Gil e Caetano fizeram uma visita a Israel e à Cisjordânia
Marcos Augusto Gonçalves
Folha
Em 2015, após apelos de Roger Waters, ex-líder do Pink Floyd, e do bispo sul-africano (e Nobel da Paz) Desmond Tutu, para que cancelassem shows em Israel, Caetano Veloso e Gilberto Gil decidiram manter o que estava programado. Em resposta a Waters e seu movimento BDS (boicote, desinvestimento e sanções), Caetano expôs suas razões. Dizia ele na carta, em junho daquele ano:
“Eu preciso lhe dizer como meu coração é fortemente contra a posição de direita arrogante do governo israelense. Eu odeio a política de ocupação, as decisões desumanas que Israel tomou naquilo que Netanyahu nos diz ser sua autodefesa. E acho que a maioria dos israelenses que se interessam por nossa música tende a reagir de forma similar à política de seu país”.
EXPLICAÇÕES – “Eu cantei nos Estados Unidos durante o governo Bush e isso não significava que eu aprovasse a invasão do Iraque. Escrevi e gravei uma música que se opunha à política que levou à prisão de Guantánamo — e a cantei em Nova York e Los Angeles”, escreveu, acrescentando:
“Eu quero aprender mais sobre o que está acontecendo em Israel agora. Eu nunca cancelaria um show para dizer que sou basicamente contra um país, a não ser que eu estivesse realmente e de todo o meu coração contra ele. O que não é o caso. Eu me lembro que Israel foi um lugar de esperança. Sartre e Simone de Beuvoir morreram pró-Israel”.
Meses depois, por sugestão do compositor uruguaio Jorge Drexler, num encontro em Madri, Caetano aceitou o convite para uma visita à Cisjordânia, guiada por ativistas do grupo Break the Silence, formado por ex-soldados israelenses que serviram na Cisjordânia e se revoltaram com ordens que recebiam. Gil o acompanhou.
NA CISJORDÂNIA – O relato de Caetano sobre a visita foi publicado em novembro de 2015 pela Ilustríssima. O texto mescla impressões, nada animadoras, sobre a situação da Cisjordânia com reflexões a respeito dos radicalismos latentes.
“Vi muita loucura de ambos os lados”, resumiu numa passagem. Ao mesmo tempo, Caetano problematiza seus sentimentos sobre o país e Tel Aviv, cidade pela qual nutria espontânea simpatia. Lá, “perto mar, longe da cruz”, a sensação de paz era um alívio e um incômodo. A contradição é resumida pelo autor com o título de uma canção de Marcelo Yuka, do Rappa: “A paz que eu não quero”.
Diz o texto a certa altura: “Ao voltar ao Brasil, recebi e-mails com atualizações do “Breaking the Silence”. Numa das mensagens estava anexado um vídeo em que Nasser, o palestino com quem conversamos em Susiya, era surrado com pedaços de pau por jovens israelenses moradores de um assentamento”.

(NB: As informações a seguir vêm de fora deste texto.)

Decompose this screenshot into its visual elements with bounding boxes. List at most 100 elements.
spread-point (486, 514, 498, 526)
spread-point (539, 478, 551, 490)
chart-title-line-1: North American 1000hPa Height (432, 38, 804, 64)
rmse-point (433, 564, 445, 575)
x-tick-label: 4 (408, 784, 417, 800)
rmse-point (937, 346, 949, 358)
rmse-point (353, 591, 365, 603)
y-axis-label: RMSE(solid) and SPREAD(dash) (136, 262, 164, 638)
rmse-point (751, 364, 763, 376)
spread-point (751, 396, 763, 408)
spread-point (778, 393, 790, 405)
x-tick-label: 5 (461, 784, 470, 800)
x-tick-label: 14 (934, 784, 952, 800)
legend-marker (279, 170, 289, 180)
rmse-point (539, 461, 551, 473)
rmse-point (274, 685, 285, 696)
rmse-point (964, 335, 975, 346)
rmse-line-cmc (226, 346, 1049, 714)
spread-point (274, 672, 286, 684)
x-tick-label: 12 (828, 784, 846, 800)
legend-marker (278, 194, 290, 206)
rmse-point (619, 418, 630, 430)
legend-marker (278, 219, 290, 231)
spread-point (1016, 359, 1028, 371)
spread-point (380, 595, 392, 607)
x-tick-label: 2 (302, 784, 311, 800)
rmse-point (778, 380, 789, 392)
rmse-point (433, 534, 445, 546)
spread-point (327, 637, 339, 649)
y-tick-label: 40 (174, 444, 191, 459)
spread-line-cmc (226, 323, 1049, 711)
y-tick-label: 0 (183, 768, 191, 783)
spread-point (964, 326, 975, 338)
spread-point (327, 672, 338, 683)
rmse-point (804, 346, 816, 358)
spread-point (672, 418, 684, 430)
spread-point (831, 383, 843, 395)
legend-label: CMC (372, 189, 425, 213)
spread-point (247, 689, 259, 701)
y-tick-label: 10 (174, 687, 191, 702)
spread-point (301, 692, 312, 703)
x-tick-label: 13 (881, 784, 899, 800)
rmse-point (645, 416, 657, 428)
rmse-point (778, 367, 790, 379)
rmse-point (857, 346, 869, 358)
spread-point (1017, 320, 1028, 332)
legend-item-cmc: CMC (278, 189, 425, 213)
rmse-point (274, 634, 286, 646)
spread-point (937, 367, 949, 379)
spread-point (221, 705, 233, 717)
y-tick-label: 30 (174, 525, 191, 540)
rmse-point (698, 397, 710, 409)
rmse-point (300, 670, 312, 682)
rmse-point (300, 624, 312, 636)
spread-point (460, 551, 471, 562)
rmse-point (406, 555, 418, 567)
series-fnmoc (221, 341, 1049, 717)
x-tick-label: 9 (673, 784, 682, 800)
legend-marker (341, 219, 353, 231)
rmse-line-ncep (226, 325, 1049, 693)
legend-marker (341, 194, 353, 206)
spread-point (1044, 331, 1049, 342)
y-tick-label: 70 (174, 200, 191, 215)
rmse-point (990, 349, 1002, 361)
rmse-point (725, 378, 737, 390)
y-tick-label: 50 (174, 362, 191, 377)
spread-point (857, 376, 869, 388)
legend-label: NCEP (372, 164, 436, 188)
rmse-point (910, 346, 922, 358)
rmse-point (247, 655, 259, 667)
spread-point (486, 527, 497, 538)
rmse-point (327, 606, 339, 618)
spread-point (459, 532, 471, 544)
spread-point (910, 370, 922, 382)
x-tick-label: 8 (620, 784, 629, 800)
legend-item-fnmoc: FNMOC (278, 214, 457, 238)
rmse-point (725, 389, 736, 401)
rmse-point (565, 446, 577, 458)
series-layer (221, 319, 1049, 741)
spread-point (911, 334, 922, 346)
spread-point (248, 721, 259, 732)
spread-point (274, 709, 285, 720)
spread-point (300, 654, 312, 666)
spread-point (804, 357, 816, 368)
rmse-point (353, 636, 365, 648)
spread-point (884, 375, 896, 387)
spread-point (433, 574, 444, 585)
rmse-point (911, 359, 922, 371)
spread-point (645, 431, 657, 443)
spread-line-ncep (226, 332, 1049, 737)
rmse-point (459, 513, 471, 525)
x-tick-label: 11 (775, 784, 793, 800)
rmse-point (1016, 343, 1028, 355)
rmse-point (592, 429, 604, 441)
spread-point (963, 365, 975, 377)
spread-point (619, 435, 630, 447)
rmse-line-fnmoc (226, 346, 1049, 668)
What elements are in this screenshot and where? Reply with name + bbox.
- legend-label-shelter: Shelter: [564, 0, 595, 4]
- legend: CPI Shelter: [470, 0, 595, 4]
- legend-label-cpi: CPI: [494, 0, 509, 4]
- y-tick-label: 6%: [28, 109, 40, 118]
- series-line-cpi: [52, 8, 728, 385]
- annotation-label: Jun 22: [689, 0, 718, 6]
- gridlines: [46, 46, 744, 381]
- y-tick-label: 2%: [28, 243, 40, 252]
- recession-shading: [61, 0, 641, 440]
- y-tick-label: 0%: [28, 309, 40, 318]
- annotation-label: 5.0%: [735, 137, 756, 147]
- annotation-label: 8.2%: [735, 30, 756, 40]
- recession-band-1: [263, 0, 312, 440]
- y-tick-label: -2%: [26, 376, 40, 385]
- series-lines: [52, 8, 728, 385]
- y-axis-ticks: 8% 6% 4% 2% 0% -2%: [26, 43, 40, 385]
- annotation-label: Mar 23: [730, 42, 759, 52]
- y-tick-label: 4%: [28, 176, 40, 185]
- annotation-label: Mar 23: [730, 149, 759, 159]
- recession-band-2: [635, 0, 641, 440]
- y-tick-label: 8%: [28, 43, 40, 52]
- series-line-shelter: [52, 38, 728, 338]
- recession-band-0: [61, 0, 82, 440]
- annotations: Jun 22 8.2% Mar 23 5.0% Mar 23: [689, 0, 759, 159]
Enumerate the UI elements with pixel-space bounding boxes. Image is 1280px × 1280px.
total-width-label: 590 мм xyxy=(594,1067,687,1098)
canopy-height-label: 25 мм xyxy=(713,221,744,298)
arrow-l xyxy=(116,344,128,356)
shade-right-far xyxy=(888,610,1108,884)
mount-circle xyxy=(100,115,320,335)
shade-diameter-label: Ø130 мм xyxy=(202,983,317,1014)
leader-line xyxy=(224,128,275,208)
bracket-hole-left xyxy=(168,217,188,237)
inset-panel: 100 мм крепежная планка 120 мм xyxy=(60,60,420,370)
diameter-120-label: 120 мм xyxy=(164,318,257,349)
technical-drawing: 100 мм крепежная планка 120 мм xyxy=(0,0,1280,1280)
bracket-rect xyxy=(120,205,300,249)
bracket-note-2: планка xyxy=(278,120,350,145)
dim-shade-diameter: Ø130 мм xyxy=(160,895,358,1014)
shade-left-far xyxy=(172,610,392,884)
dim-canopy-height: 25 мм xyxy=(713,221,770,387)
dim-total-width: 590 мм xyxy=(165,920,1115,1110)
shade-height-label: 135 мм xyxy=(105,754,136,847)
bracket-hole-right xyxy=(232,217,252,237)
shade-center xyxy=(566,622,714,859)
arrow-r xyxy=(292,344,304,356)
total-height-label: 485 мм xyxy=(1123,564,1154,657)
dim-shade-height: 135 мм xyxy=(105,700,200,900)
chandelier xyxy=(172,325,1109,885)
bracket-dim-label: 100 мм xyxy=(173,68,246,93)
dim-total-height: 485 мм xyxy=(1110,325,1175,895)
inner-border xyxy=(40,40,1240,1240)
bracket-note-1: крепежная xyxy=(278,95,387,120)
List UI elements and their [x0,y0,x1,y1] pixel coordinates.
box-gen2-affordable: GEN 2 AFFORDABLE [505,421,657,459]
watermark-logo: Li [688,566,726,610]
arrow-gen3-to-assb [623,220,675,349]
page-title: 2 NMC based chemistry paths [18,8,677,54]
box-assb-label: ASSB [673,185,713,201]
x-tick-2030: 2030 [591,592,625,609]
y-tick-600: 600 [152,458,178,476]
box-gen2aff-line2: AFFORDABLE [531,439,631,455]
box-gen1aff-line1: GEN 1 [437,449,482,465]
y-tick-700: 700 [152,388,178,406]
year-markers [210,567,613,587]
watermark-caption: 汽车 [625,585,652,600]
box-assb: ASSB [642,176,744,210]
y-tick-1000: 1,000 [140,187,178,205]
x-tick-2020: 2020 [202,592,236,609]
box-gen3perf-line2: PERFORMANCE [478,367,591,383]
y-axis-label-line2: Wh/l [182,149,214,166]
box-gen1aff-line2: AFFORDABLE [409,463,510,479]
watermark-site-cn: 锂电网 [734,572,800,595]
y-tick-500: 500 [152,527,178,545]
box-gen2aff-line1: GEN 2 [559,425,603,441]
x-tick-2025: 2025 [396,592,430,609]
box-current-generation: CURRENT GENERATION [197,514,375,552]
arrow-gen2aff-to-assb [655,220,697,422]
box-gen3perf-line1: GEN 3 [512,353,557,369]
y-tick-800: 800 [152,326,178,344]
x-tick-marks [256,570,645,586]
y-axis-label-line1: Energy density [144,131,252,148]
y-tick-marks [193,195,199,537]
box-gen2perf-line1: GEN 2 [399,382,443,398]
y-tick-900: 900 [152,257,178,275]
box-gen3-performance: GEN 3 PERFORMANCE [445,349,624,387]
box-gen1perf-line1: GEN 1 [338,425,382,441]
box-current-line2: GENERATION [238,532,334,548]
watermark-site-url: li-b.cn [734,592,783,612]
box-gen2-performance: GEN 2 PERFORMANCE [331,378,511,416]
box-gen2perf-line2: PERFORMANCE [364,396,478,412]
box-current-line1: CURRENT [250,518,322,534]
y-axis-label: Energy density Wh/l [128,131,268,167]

ILUSÃO DE PAZ – “É uma imagem brutal. Soldados do Exército de Israel assistem à cena impassíveis. Agora que uma terceira intifada se esboça –e que Netanyahu se vê isolado não só pela oposição mas também por correligionários que o acusam de não conseguir proteger Israel – constato, de longe, que a paz que eu julgava ver dentro de Tel Aviv – e que começava a pensar ser a paz que eu não quero – era, como, no entanto, eu sabia o tempo todo, frágil, superficial e ilusória”, assinala o cantor.
Oito anos se passaram, e em lance macabro dessa guerra que não começou ontem, a milícia terrorista Hamas promove uma inédita e inominável matança de civis israelenses —e usa concidadãos como escudo. Estranhamente apanhado de surpresa, o autocrático e extremista Netanyahu, há 13 anos no poder, ainda lidera o governo do país ao qual prometia paz com políticas criminosas.
É impossível ter esperança quanto a um bom desenlace para essa insanidade. Mas como diz um verso de Caetano, “coragem grande é poder dizer sim”. Que possamos dizer sim ao Estado de Israel e a seu direito de defesa e sim a um Estado palestino. Sobretudo sim a uma paz que não seja superficial e ilusória.